Origin of symmetry breaking in the seed-mediated growth of bi-metal nano-heterostructures

Abstract

Seed-mediated growth is the most general way to controllably synthesize bimetal nano-heterostructures. Despite successful instances through trial and error were reported, the way for second metal depositing on the seed, namely whether the symmetry of resulted nano-heterostructure follows the original crystal symmetry of seed metal, remains an unpredictable issue to date. In this work, we propose that the thermodynamic factor, i.e., the difference of equilibrium electrochemical potentials (corresponding to their Fermi levels) of two metals in the growth solution, plays a key role for the symmetry breaking of bimetal nano-heterostructures during the seed-mediated growth.

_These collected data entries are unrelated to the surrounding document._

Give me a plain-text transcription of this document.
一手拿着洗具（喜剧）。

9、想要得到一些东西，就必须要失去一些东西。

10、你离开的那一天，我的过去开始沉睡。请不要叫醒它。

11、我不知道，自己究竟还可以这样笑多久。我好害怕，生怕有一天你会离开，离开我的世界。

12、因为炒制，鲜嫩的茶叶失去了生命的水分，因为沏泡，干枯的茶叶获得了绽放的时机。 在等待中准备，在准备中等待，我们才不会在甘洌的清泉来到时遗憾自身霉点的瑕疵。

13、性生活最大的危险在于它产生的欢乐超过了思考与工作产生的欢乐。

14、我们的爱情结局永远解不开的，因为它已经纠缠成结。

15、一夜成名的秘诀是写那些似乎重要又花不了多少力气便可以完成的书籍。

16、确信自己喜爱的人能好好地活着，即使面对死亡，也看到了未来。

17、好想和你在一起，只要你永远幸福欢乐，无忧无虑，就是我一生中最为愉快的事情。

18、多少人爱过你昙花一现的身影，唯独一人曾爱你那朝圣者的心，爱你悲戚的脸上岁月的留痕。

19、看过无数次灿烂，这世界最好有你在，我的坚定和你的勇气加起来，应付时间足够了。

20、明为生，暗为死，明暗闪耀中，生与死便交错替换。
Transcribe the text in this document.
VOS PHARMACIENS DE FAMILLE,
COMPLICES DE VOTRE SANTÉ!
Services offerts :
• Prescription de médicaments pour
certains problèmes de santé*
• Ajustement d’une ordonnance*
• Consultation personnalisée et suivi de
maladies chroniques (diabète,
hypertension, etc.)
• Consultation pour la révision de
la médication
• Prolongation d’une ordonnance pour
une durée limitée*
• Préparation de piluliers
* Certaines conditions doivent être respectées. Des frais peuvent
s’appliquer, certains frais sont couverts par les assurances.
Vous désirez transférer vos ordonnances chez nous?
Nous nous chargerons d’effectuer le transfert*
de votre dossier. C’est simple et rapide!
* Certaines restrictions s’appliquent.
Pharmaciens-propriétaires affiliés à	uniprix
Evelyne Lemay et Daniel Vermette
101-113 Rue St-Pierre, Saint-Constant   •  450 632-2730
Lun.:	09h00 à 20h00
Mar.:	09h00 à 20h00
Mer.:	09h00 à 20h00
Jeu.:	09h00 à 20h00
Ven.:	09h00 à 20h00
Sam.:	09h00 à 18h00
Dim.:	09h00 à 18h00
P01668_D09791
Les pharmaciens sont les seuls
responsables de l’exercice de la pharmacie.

As a proof-of-principle experiment, by reversing the relative position of Fermi levels of the Pd nanocube seeds and the second metal Au with changing the concentration of reductant (L-ascorbic acid) in the growth solution, the structure of as-prepared products successfully evolved from centrosymmetric Pd@Au core-shell trisoctahedra to asymmetric Pd-Au hetero-dimers. The idea was further demonstrated by the growth of Ag on the Pd seeds. The present work intends to reveal the origin of symmetry breaking in the seed-mediated growth of nano-heterostructures from the viewpoint of thermodynamics, and these new insights will in turn help to achieve rational construction of bimetal nano-heterostructures with specific functions.